CA: Police join larger effort to confiscate guns from prohibited owners

Some of the 55 guns collected in the Long Beach PD's Prohibited Possessor Operation (Photo: Long Beach PD)

Some of the 55 guns collected in the Long Beach PD’s Prohibited Possessor Operation (Photo: Long Beach PD)

Police in Long Beach announced that a unit set up to help track down and collect firearms from some of the 20,000 Californians believed prohibited from possessing them is having some successes.

In a release from the LBPD, the agency details that two detectives have been assigned since April to the Prohibited Possessor Operation. These investigators, with support from the Gang Unit, have been searching the California Department of Justice’s Armed Prohibited Persons System (APPS) to identify local residents who may be in possession of firearms that had been registered prior to being convicted of a crime which stripped their gun rights. Once identified, the unit started making house calls.

“This operation involved extensive and time-consuming investigations on the part of detectives, including the service of 10 search warrants, 86 probation searches and assisted with 42 DOJ searches,” reads the statement.

So far this year the department has made 30 arrests and recovered 55 firearms, primarily handguns.

Larger effort

With this Long Beach joins in the efforts of the CA DOJ who maintain a 70-officer unit, founded in 2001, which is tasked with seizing once legally owned firearms from those who have been adjudicated no longer eligible to have them by the state.

Funded in part from mandatory Dealer Record of Sales (DROS) fees paid during gun purchases in California, the state’s gun collection squad has seen some $24 million funneled into its efforts this year as well as legislation passed to help expand their database.

However, this dragnet has caught a few unintended legal gun owners in its net.

In August last year, an Upland, California, man had his guns confiscated by the state after his wife checked into the hospital following an adverse reaction to a change in medication. Citing incorrect hospital charts, the state came to get their guns nine months later, only to return them after the mistake was uncovered.

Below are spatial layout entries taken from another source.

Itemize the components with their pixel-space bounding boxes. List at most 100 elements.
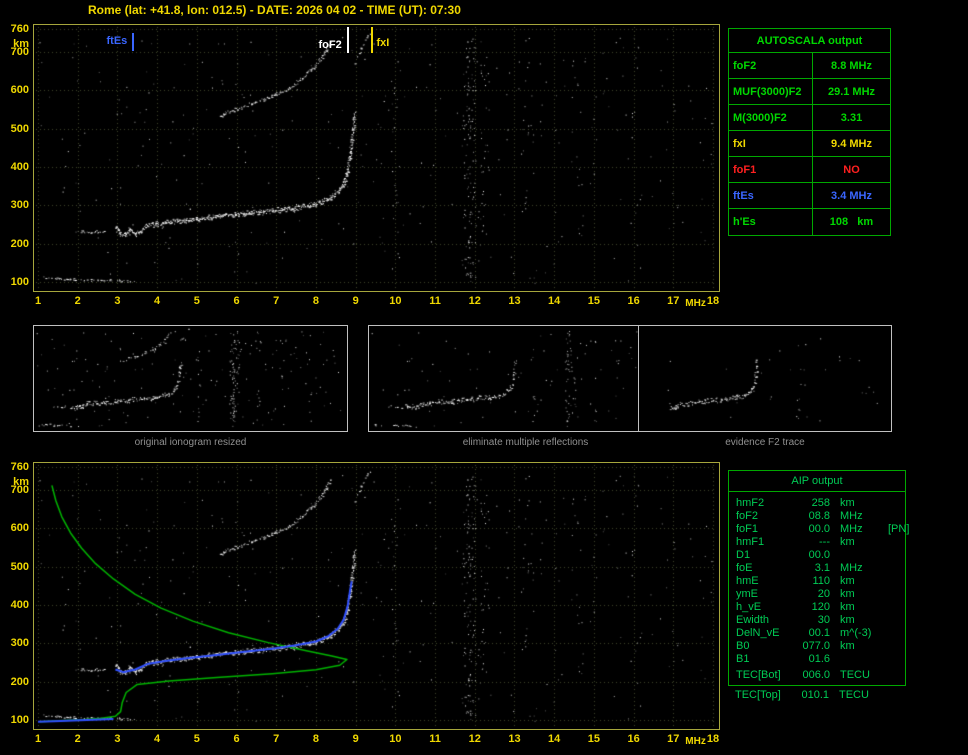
param-value: 9.4 MHz bbox=[831, 138, 872, 150]
y-tick-label: 600 bbox=[10, 522, 29, 535]
param-value: 30 bbox=[817, 614, 830, 626]
param-value: 3.31 bbox=[840, 112, 863, 124]
marker-fof2-line bbox=[346, 27, 349, 53]
param-name: h_vE bbox=[736, 601, 762, 613]
ionogram-chart: 760 700 600 500 400 300 200 100 km 1 2 3 4 5 6 7 8 9 10 11 1… bbox=[11, 23, 720, 309]
x-tick-label: 8 bbox=[312, 733, 319, 745]
y-tick-label: 300 bbox=[10, 637, 29, 650]
autoscala-row: foF1 NO bbox=[729, 157, 890, 183]
thumbnail-f2-trace-caption: evidence F2 trace bbox=[725, 437, 805, 448]
thumbnail-no-multiples-caption: eliminate multiple reflections bbox=[462, 437, 589, 448]
aip-row: TEC[Top] 010.1 TECU bbox=[735, 689, 906, 702]
param-extra bbox=[882, 575, 903, 588]
thumbnail-no-multiples bbox=[368, 325, 683, 432]
aip-row: hmE 110 km bbox=[736, 575, 903, 588]
aip-row: foF1 00.0 MHz [PN] bbox=[736, 523, 909, 536]
param-extra bbox=[882, 669, 903, 682]
param-unit: MHz bbox=[840, 523, 863, 535]
marker-fxi-line bbox=[370, 27, 373, 53]
param-extra bbox=[882, 510, 903, 523]
param-extra bbox=[882, 653, 903, 666]
param-unit bbox=[830, 549, 882, 562]
param-name: hmE bbox=[736, 575, 759, 587]
x-tick-label: 16 bbox=[627, 733, 640, 745]
param-value: 3.4 MHz bbox=[831, 190, 872, 202]
param-value: 077.0 bbox=[802, 640, 830, 652]
param-extra: [PN] bbox=[888, 523, 910, 535]
param-value: 010.1 bbox=[801, 689, 829, 701]
profile-chart: 760 700 600 500 400 300 200 100 km 1 2 3 4 5 6 7 8 9 10 11 1… bbox=[11, 461, 720, 747]
param-value: 006.0 bbox=[802, 669, 830, 681]
param-value: 108 km bbox=[829, 216, 874, 228]
x-tick-label: 9 bbox=[352, 295, 359, 307]
aip-row: ymE 20 km bbox=[736, 588, 903, 601]
param-name: foF1 bbox=[729, 157, 813, 182]
x-tick-label: 6 bbox=[233, 733, 240, 745]
param-unit: TECU bbox=[839, 689, 869, 701]
x-tick-label: 3 bbox=[114, 733, 121, 745]
param-name: TEC[Bot] bbox=[736, 669, 781, 681]
param-name: TEC[Top] bbox=[735, 689, 781, 701]
thumbnail-f2-trace-canvas bbox=[639, 326, 891, 431]
aip-table-rows: hmF2 258 km foF2 08.8 MHz foF1 00.0 MHz [PN] hmF1 -… bbox=[729, 492, 909, 685]
y-axis-unit: km bbox=[13, 38, 29, 50]
param-value: NO bbox=[843, 164, 860, 176]
aip-panel-title: AIP output bbox=[729, 471, 905, 492]
param-name: hmF1 bbox=[736, 536, 765, 548]
thumbnail-f2-trace bbox=[638, 325, 892, 432]
param-extra bbox=[882, 614, 903, 627]
param-value: 00.1 bbox=[808, 627, 830, 639]
param-value: 20 bbox=[817, 588, 830, 600]
aip-row: Ewidth 30 km bbox=[736, 614, 903, 627]
param-extra bbox=[882, 627, 903, 640]
param-unit: m^(-3) bbox=[840, 627, 872, 639]
thumbnail-no-multiples-canvas bbox=[369, 326, 682, 431]
param-name: Ewidth bbox=[736, 614, 770, 626]
autoscala-row: foF2 8.8 MHz bbox=[729, 53, 890, 79]
param-extra bbox=[882, 601, 903, 614]
x-tick-label: 15 bbox=[587, 733, 600, 745]
param-value: 258 bbox=[811, 497, 830, 509]
x-tick-label: 12 bbox=[468, 733, 481, 745]
thumbnail-original bbox=[33, 325, 348, 432]
autoscala-table-rows: foF2 8.8 MHz MUF(3000)F2 29.1 MHz M(3000)F2 3… bbox=[729, 53, 890, 235]
param-value: 00.0 bbox=[808, 549, 830, 561]
param-unit: km bbox=[840, 536, 855, 548]
param-value: 08.8 bbox=[808, 510, 830, 522]
aip-panel: AIP output hmF2 258 km foF2 08.8 MHz foF1 00.0 M… bbox=[728, 470, 909, 686]
x-tick-label: 13 bbox=[508, 733, 521, 745]
param-value: 00.0 bbox=[808, 523, 830, 535]
autoscala-row: MUF(3000)F2 29.1 MHz bbox=[729, 79, 890, 105]
marker-fxi-label: fxI bbox=[376, 37, 390, 49]
y-tick-label: 600 bbox=[10, 84, 29, 97]
x-tick-label: 14 bbox=[548, 733, 561, 745]
aip-row: DelN_vE 00.1 m^(-3) bbox=[736, 627, 903, 640]
param-extra bbox=[882, 549, 903, 562]
x-tick-label: 17 bbox=[667, 733, 680, 745]
param-name: foF2 bbox=[736, 510, 759, 522]
param-value: 120 bbox=[811, 601, 830, 613]
param-value: 3.1 bbox=[814, 562, 830, 574]
param-unit: TECU bbox=[840, 669, 870, 681]
marker-ftes-label: ftEs bbox=[106, 35, 128, 47]
aip-row: foE 3.1 MHz bbox=[736, 562, 903, 575]
x-tick-label: 1 bbox=[34, 295, 42, 307]
y-tick-label: 200 bbox=[10, 675, 29, 688]
x-tick-label: 14 bbox=[548, 295, 561, 307]
x-tick-label: 6 bbox=[233, 295, 240, 307]
x-axis-unit: MHz bbox=[685, 298, 706, 309]
y-tick-label: 500 bbox=[10, 560, 29, 573]
param-name: M(3000)F2 bbox=[729, 105, 813, 130]
autoscala-row: M(3000)F2 3.31 bbox=[729, 105, 890, 131]
y-tick-label: 300 bbox=[10, 199, 29, 212]
param-extra bbox=[882, 588, 903, 601]
header-title: Rome (lat: +41.8, lon: 012.5) - DATE: 20… bbox=[88, 3, 461, 17]
y-tick-label: 400 bbox=[10, 161, 29, 174]
marker-ftes-line bbox=[132, 33, 135, 51]
param-name: foF2 bbox=[729, 53, 813, 78]
param-name: foE bbox=[736, 562, 753, 574]
param-unit bbox=[830, 653, 882, 666]
param-unit: km bbox=[840, 601, 855, 613]
x-tick-label: 2 bbox=[74, 733, 81, 745]
param-unit: km bbox=[840, 640, 855, 652]
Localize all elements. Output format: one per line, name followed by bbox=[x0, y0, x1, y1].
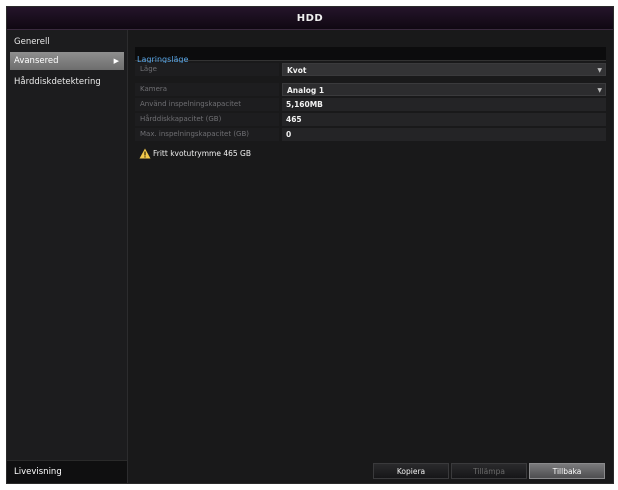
mode-value: Kvot bbox=[287, 66, 307, 75]
live-view-label: Livevisning bbox=[14, 467, 62, 477]
sidebar-item-label: Avansered bbox=[14, 56, 59, 66]
hdd-capacity-label: Hårddiskkapacitet (GB) bbox=[135, 113, 279, 126]
free-quota-note: Fritt kvotutrymme 465 GB bbox=[135, 147, 606, 161]
max-capacity-row: Max. inspelningskapacitet (GB) 0 bbox=[135, 128, 606, 141]
free-quota-text: Fritt kvotutrymme 465 GB bbox=[153, 149, 251, 158]
chevron-down-icon: ▼ bbox=[597, 87, 602, 94]
used-capacity-value: 5,160MB bbox=[282, 98, 606, 111]
sidebar-item-label: Hårddiskdetektering bbox=[14, 77, 101, 87]
max-capacity-input[interactable]: 0 bbox=[282, 128, 606, 141]
mode-select[interactable]: Kvot ▼ bbox=[282, 63, 606, 76]
section-header: Lagringsläge bbox=[135, 47, 606, 64]
sidebar-item-general[interactable]: Generell bbox=[7, 33, 127, 51]
sidebar-item-advanced[interactable]: Avansered ▶ bbox=[10, 52, 124, 70]
sidebar-item-label: Generell bbox=[14, 37, 50, 47]
warning-icon bbox=[139, 148, 151, 159]
live-view-button[interactable]: Livevisning bbox=[7, 460, 127, 483]
camera-row: Kamera Analog 1 ▼ bbox=[135, 83, 606, 96]
window-title: HDD bbox=[296, 12, 324, 24]
mode-label: Läge bbox=[135, 63, 279, 76]
camera-select[interactable]: Analog 1 ▼ bbox=[282, 83, 606, 96]
button-bar: Kopiera Tillämpa Tillbaka bbox=[373, 463, 605, 479]
hdd-capacity-row: Hårddiskkapacitet (GB) 465 bbox=[135, 113, 606, 126]
used-capacity-row: Använd inspelningskapacitet 5,160MB bbox=[135, 98, 606, 111]
copy-button[interactable]: Kopiera bbox=[373, 463, 449, 479]
back-button[interactable]: Tillbaka bbox=[529, 463, 605, 479]
used-capacity-label: Använd inspelningskapacitet bbox=[135, 98, 279, 111]
camera-value: Analog 1 bbox=[287, 86, 325, 95]
camera-label: Kamera bbox=[135, 83, 279, 96]
apply-button[interactable]: Tillämpa bbox=[451, 463, 527, 479]
sidebar-item-hdd-detection[interactable]: Hårddiskdetektering bbox=[7, 73, 127, 91]
hdd-capacity-value: 465 bbox=[282, 113, 606, 126]
main-panel: Lagringsläge Läge Kvot ▼ Kamera Analog 1… bbox=[128, 30, 613, 483]
storage-form: Läge Kvot ▼ Kamera Analog 1 ▼ Använd ins… bbox=[135, 63, 606, 161]
app-window: HDD Generell Avansered ▶ Hårddiskdetekte… bbox=[6, 6, 614, 484]
chevron-right-icon: ▶ bbox=[113, 57, 119, 65]
title-bar: HDD bbox=[7, 7, 613, 30]
chevron-down-icon: ▼ bbox=[597, 67, 602, 74]
sidebar: Generell Avansered ▶ Hårddiskdetektering… bbox=[7, 30, 128, 483]
mode-row: Läge Kvot ▼ bbox=[135, 63, 606, 76]
max-capacity-label: Max. inspelningskapacitet (GB) bbox=[135, 128, 279, 141]
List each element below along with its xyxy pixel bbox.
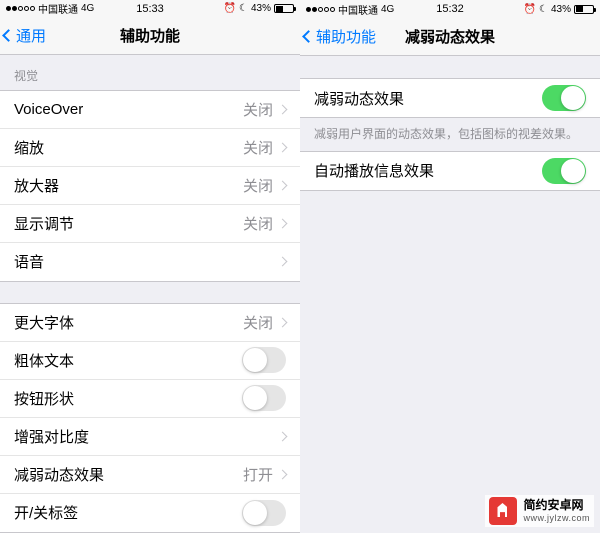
toggle-reduce-motion[interactable]	[542, 85, 586, 111]
row-value: 关闭	[243, 175, 273, 196]
row-label: VoiceOver	[14, 101, 243, 118]
group-text: 更大字体 关闭 粗体文本 按钮形状 增强对比度 减弱动态效果 打开	[0, 303, 300, 533]
row-on-off-labels[interactable]: 开/关标签	[0, 494, 300, 532]
back-button[interactable]: 通用	[0, 25, 46, 46]
row-reduce-motion[interactable]: 减弱动态效果 打开	[0, 456, 300, 494]
back-label: 辅助功能	[316, 26, 376, 47]
row-label: 增强对比度	[14, 426, 273, 447]
row-zoom[interactable]: 缩放 关闭	[0, 129, 300, 167]
chevron-left-icon	[2, 29, 15, 42]
network-label: 4G	[81, 3, 94, 14]
chevron-right-icon	[278, 432, 288, 442]
carrier-label: 中国联通	[38, 1, 78, 16]
clock-label: 15:32	[436, 3, 464, 15]
nav-bar: 辅助功能 减弱动态效果	[300, 18, 600, 56]
row-button-shapes[interactable]: 按钮形状	[0, 380, 300, 418]
row-larger-text[interactable]: 更大字体 关闭	[0, 304, 300, 342]
row-speech[interactable]: 语音	[0, 243, 300, 281]
signal-dots-icon	[6, 6, 35, 11]
group-autoplay: 自动播放信息效果	[300, 151, 600, 191]
row-bold-text[interactable]: 粗体文本	[0, 342, 300, 380]
watermark: 简约安卓网 www.jylzw.com	[485, 495, 594, 527]
row-label: 更大字体	[14, 312, 243, 333]
watermark-title: 简约安卓网	[523, 499, 590, 513]
network-label: 4G	[381, 4, 394, 15]
chevron-right-icon	[278, 470, 288, 480]
toggle-autoplay-effects[interactable]	[542, 158, 586, 184]
status-bar: 中国联通 4G 15:33 ⏰ ☾ 43%	[0, 0, 300, 18]
footer-description: 减弱用户界面的动态效果，包括图标的视差效果。	[300, 118, 600, 151]
row-autoplay-effects[interactable]: 自动播放信息效果	[300, 152, 600, 190]
dnd-icon: ☾	[239, 3, 248, 14]
row-increase-contrast[interactable]: 增强对比度	[0, 418, 300, 456]
group-reduce-motion: 减弱动态效果	[300, 78, 600, 118]
row-magnifier[interactable]: 放大器 关闭	[0, 167, 300, 205]
chevron-left-icon	[302, 30, 315, 43]
row-value: 关闭	[243, 99, 273, 120]
status-bar: 中国联通 4G 15:32 ⏰ ☾ 43%	[300, 0, 600, 18]
back-button[interactable]: 辅助功能	[300, 26, 376, 47]
row-value: 关闭	[243, 312, 273, 333]
alarm-icon: ⏰	[224, 3, 236, 14]
toggle-on-off-labels[interactable]	[242, 500, 286, 526]
chevron-right-icon	[278, 180, 288, 190]
row-label: 开/关标签	[14, 502, 242, 523]
chevron-right-icon	[278, 142, 288, 152]
row-value: 关闭	[243, 213, 273, 234]
alarm-icon: ⏰	[524, 4, 536, 15]
back-label: 通用	[16, 25, 46, 46]
chevron-right-icon	[278, 218, 288, 228]
dnd-icon: ☾	[539, 4, 548, 15]
row-label: 减弱动态效果	[14, 464, 243, 485]
row-label: 按钮形状	[14, 388, 242, 409]
group-vision: VoiceOver 关闭 缩放 关闭 放大器 关闭 显示调节 关闭 语音	[0, 90, 300, 282]
clock-label: 15:33	[136, 3, 164, 15]
screen-accessibility: 中国联通 4G 15:33 ⏰ ☾ 43% 通用 辅助功能 视觉 VoiceOv…	[0, 0, 300, 533]
row-value: 关闭	[243, 137, 273, 158]
battery-icon	[574, 5, 594, 14]
page-title: 减弱动态效果	[405, 26, 495, 47]
battery-percent: 43%	[551, 4, 571, 15]
row-label: 放大器	[14, 175, 243, 196]
battery-percent: 43%	[251, 3, 271, 14]
watermark-url: www.jylzw.com	[523, 513, 590, 523]
signal-dots-icon	[306, 7, 335, 12]
toggle-bold-text[interactable]	[242, 347, 286, 373]
watermark-logo-icon	[489, 497, 517, 525]
row-value: 打开	[243, 464, 273, 485]
carrier-label: 中国联通	[338, 2, 378, 17]
row-display-accommodations[interactable]: 显示调节 关闭	[0, 205, 300, 243]
row-label: 自动播放信息效果	[314, 160, 542, 181]
chevron-right-icon	[278, 318, 288, 328]
section-header-vision: 视觉	[0, 55, 300, 90]
screen-reduce-motion: 中国联通 4G 15:32 ⏰ ☾ 43% 辅助功能 减弱动态效果 减弱动态效果	[300, 0, 600, 533]
toggle-button-shapes[interactable]	[242, 385, 286, 411]
chevron-right-icon	[278, 104, 288, 114]
row-voiceover[interactable]: VoiceOver 关闭	[0, 91, 300, 129]
chevron-right-icon	[278, 257, 288, 267]
battery-icon	[274, 4, 294, 13]
row-reduce-motion-toggle[interactable]: 减弱动态效果	[300, 79, 600, 117]
page-title: 辅助功能	[120, 25, 180, 46]
nav-bar: 通用 辅助功能	[0, 18, 300, 55]
row-label: 粗体文本	[14, 350, 242, 371]
row-label: 减弱动态效果	[314, 88, 542, 109]
row-label: 缩放	[14, 137, 243, 158]
row-label: 语音	[14, 251, 273, 272]
row-label: 显示调节	[14, 213, 243, 234]
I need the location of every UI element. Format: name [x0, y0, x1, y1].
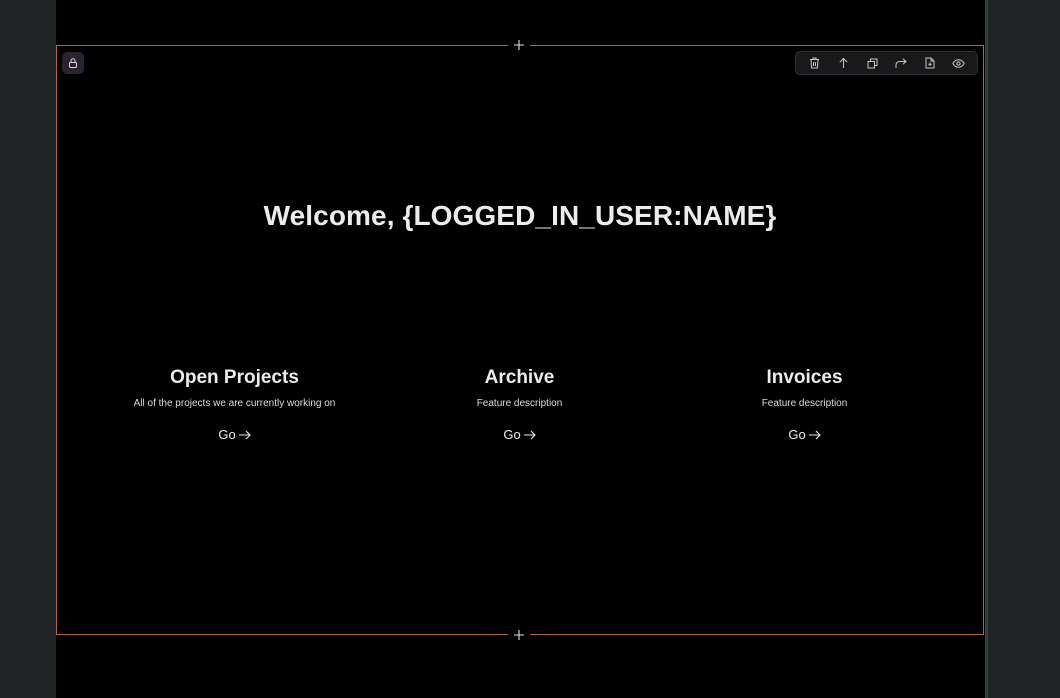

In a separate case in November, a Bakersfield man expressed disbelief when armed agents came to his door to seize 18 guns when he flagged in the APSS system. The reason for the raid came from a forty-year-old charge for marijuana possession that is no longer even listed in the state’s criminal code. After holding his guns for two weeks, agents returned them once the mistake was realized.

Now, with a ballot referendum passed into law by voters earlier this month that reduces penalties for non-violent offenders such as drug possession and property crimes to misdemeanors, it is conceivable that those in the APSS database could be further out of date.

Further, those who are currently prohibited from possessing a firearm due to past convictions for crimes that have now been reduced, can petition to have their rights restored– which could mean that the size of the  DOJ’s hotsheet may soon shrink.

Or that more residents will have confusing interactions with police over guns that may or may not be legally in their possession.